The report says Delhi hospitals reported a total of 324 cases, including those who came for other states for their treatment and those who could not be traced.
Of the three mosquito-borne illnesses, malaria has taken the highest toll this year.
So far, 107 cases of dengue and 44 cases of chikungunya have been recorded in Delhi residents. The total number of cases reported from Delhi hospitals are 267 and 91, respectively.
The numbers are less than what is usually reported at this time of the year in Delhi. All the vector-borne diseases start picking up during the monsoons as the rains provide ample breeding grounds for the mosquitoes.

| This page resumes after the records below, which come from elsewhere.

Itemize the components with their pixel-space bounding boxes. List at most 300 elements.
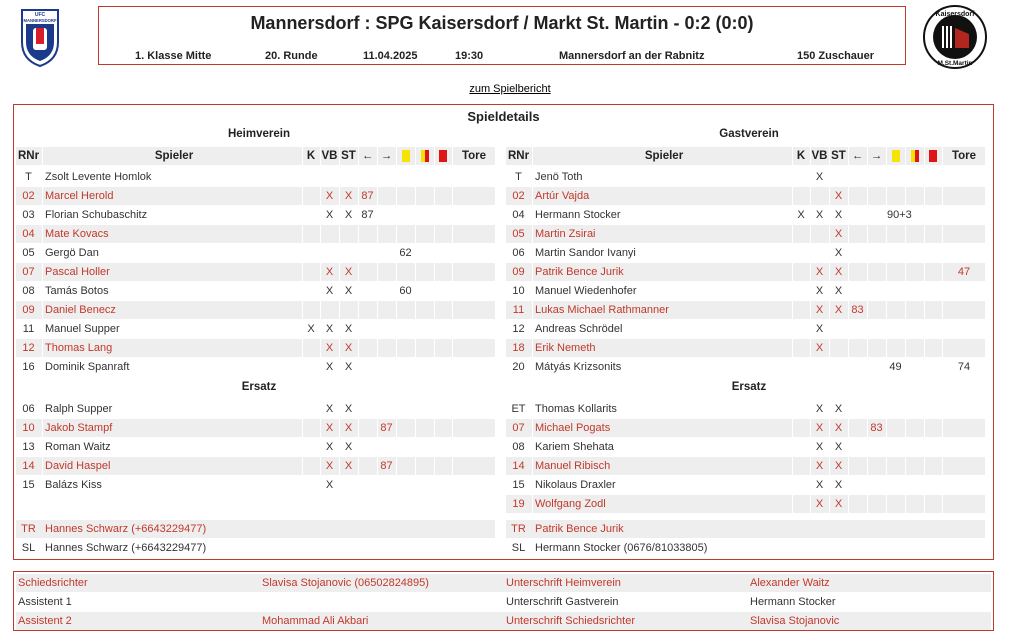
svg-text:Kaisersdorf: Kaisersdorf <box>935 11 975 18</box>
red-card-minute <box>925 301 941 319</box>
st-mark <box>340 301 357 319</box>
sl-row-value: Hannes Schwarz (+6643229477) <box>45 542 207 554</box>
yellow-card-minute <box>887 438 904 456</box>
column-header-player: Spieler <box>644 150 684 162</box>
vb-mark: X <box>325 285 334 297</box>
sub-in-minute <box>868 168 885 186</box>
sub-in-minute <box>868 400 885 418</box>
captain-mark <box>303 206 319 224</box>
red-card-minute <box>925 438 941 456</box>
lineup-header-row <box>16 147 495 165</box>
yellow-card-minute <box>397 400 414 418</box>
vb-mark: X <box>325 323 334 335</box>
sub-in-minute <box>378 438 395 456</box>
sub-out-minute <box>849 244 866 262</box>
round-label: 20. Runde <box>265 50 318 62</box>
official-role: Schiedsrichter <box>18 577 88 589</box>
yellow-card-minute <box>887 187 904 205</box>
goal-minute <box>943 320 985 338</box>
yellow-red-card-minute <box>906 263 923 281</box>
red-card-minute <box>925 320 941 338</box>
red-card-minute <box>925 282 941 300</box>
st-mark: X <box>834 479 843 491</box>
sub-out-minute <box>849 225 866 243</box>
red-card-minute <box>925 244 941 262</box>
player-name: Marcel Herold <box>45 190 114 202</box>
player-number: 09 <box>22 304 35 316</box>
sub-out-minute <box>849 263 866 281</box>
vb-mark: X <box>325 361 334 373</box>
sub-out-minute <box>849 400 866 418</box>
svg-text:MANNERSDORF: MANNERSDORF <box>23 18 57 23</box>
yellow-red-card-minute <box>906 476 923 494</box>
player-row[interactable] <box>506 438 985 456</box>
player-name: Jakob Stampf <box>45 422 113 434</box>
player-name: Artúr Vajda <box>535 190 590 202</box>
sub-in-minute <box>378 358 395 376</box>
official-name: Mohammad Ali Akbari <box>262 615 369 627</box>
player-row[interactable] <box>16 301 495 319</box>
sub-in-minute <box>868 457 885 475</box>
player-name: Michael Pogats <box>535 422 611 434</box>
player-row[interactable] <box>16 339 495 357</box>
vb-mark: X <box>325 209 334 221</box>
sub-in-minute <box>868 282 885 300</box>
vb-mark <box>811 225 828 243</box>
red-card-minute <box>925 358 941 376</box>
player-number: 08 <box>512 441 525 453</box>
home-subs-label: Ersatz <box>241 381 277 393</box>
sub-in-minute <box>868 225 885 243</box>
player-number: 10 <box>22 422 35 434</box>
yellow-card-minute <box>887 419 904 437</box>
player-name: Wolfgang Zodl <box>535 498 606 510</box>
lineup-header-row <box>506 147 985 165</box>
player-row[interactable] <box>16 187 495 205</box>
sl-row-label: SL <box>511 542 526 554</box>
player-number: 05 <box>512 228 525 240</box>
yellow-card-minute <box>397 457 414 475</box>
arrow-right-green-icon: → <box>380 150 393 162</box>
vb-mark: X <box>815 460 824 472</box>
player-row[interactable] <box>16 457 495 475</box>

The numbers peak usually peak in October and go down in November as the temperature drops.
The numbers have remained low despite Delhi receiving heavy showers intermittently. The city is likely to receive moderate to light rain for the next four days.
But for two years now, the dengue season has extended with some cases being reported even in January.
“The cases that get reported in the winter months of December and January are usually the residual cases when the numbers are high during a season. But certainly during the two previous years, the seasons for mosquito-borne illnesses were longer because there were sporadic showers early on in the year. This year the numbers are low probably because Delhi did not receive any off-season rain,” said a municipal health official.
Despite the low numbers and a milder DENV 3 strain of dengue in circulation, the All India Institute of Medical Sciences (AIIMS) had reported one death due to dengue nearly two weeks ago.
The case is yet to be reported by the corporation as it is still under the consideration of the death review panel.